Theater: It’s just Elaine Hendrix

There's just one week left to catch Elaine Hendrix in "It's Just Sex." Credit: Lesley Bryce
There’s just one week left to catch Elaine Hendrix in “It’s Just Sex.”
Credit: Lesley Bryce

Elaine Hendrix, best known for movies such as “The Parent Trap” and “Inspector Gadget 2,” is wrapping up her latest role — but it’s not on the big screen, it’s off-Broadway. She stars in “It’s Just Sex,” about three couples dealing with troubled marriages who swap partners, through Aug. 28. The show will continue running at Actors Temple Theater with tickets on sale through Oct. 30 (www.itsjustsexplay.com).

How did you get involved with ‘It’s Just Sex’?

[L.A. cast member Gina La Piana] was apparently trying to get a hold of me, and I was getting ready to take a little bit of a hiatus. And then she had her going away party, so I went to that and she was like, “Where have you been? I want you to do this play.” And I was like, “Whaaaat?” … About four days later my life was packed up and I was in New York.

Was it strange to take a break from film and TV?

I started my career in theater. I’m a classically trained dancer, so that’s where I got my professional start. And I also had done a lot of plays growing up, and I went to performing art school, so theater is my home. … When I was a kid performing, I never even thought film or TV was an option.

You also did some modeling. Do you think your looks have played a big part in your career?

I play strong women, I tend to play icy women — not all the time, but that’s what I’m best known for. And I definitely think my look has helped in that regard. … I don’t look necessarily like my age, so sometimes I fall between the cracks of sometimes still being too young. So it’s gonna be interesting to see what’s ahead. That I’m just now starting to get some of the mom roles, competing with some of the slightly older women like Marcia Gay Harden that I don’t even know how I ended up in the same conversation with. It’s a wacky business.

Tell us about your character.

I play Lisa. She a very sharp attorney, and unfortunately she doesn’t know how to turn that sharpness off, and she treats her home life very much like her work life. And she’s married, [so] she can pretty much say whatever she wants without any effect. And she’s definitely in a time of her life where she wants to shake things up, and is very open and likes the idea of swapping — but she just doesn’t have a filter, and that can be a big problem.

Are audience members supposed to relate to Lisa?

Jane Doe is going to identify a little bit with each [woman in the show], but I think she’s gonna see herself most in one of them. I have had so many women coming up to me and so sheepishly be like, “I was watching myself and my husband up there with you, and I’m gonna try to be nicer to my husband.” And I’m like, “Yeah, you should go right now and cuddle up with him!”

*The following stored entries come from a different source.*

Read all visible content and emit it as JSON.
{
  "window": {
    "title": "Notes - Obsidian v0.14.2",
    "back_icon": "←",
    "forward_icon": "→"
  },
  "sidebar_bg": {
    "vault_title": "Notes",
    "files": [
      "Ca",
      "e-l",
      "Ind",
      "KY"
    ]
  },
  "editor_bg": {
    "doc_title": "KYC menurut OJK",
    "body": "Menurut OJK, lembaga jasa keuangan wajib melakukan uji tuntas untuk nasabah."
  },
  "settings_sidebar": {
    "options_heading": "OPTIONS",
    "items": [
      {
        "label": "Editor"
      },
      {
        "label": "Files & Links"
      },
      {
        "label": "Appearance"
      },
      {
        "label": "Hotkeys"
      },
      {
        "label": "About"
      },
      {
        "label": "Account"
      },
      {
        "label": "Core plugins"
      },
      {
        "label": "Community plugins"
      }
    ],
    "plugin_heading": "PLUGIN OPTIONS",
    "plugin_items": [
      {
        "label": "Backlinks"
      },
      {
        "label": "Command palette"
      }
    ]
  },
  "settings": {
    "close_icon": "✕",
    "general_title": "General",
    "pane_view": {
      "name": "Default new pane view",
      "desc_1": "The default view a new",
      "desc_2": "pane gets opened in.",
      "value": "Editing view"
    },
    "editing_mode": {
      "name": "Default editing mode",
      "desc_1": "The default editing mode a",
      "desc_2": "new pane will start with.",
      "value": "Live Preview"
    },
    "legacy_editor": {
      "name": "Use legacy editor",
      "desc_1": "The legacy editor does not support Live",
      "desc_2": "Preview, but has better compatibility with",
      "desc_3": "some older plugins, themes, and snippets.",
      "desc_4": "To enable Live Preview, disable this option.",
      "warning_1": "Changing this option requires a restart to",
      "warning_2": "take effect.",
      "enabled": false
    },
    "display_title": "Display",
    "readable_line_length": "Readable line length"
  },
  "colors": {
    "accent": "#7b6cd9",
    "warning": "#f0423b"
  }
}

I see my character being a very modern woman that has got so wrapped up in her career that she has lost sight of balance. And I think that’s something women struggle with constantly, their career life versus their home life — especially if their career life involves being a strong, tough, masculine woman. It’s kind of hard to shrug that off by the end of the day. And then the character can take the home life for granted.

Does the play have a happy ending after the spouse-swapping hijinks take place?

That’s a very good question. I feel like there is a giant ellipsis after this play. We see each story sort of wrapped up, but we have had a lot of discussions and joking about what happens when they get home. And I don’t know. That’s sort of one of the fun things that audience members gets to determine for themselves.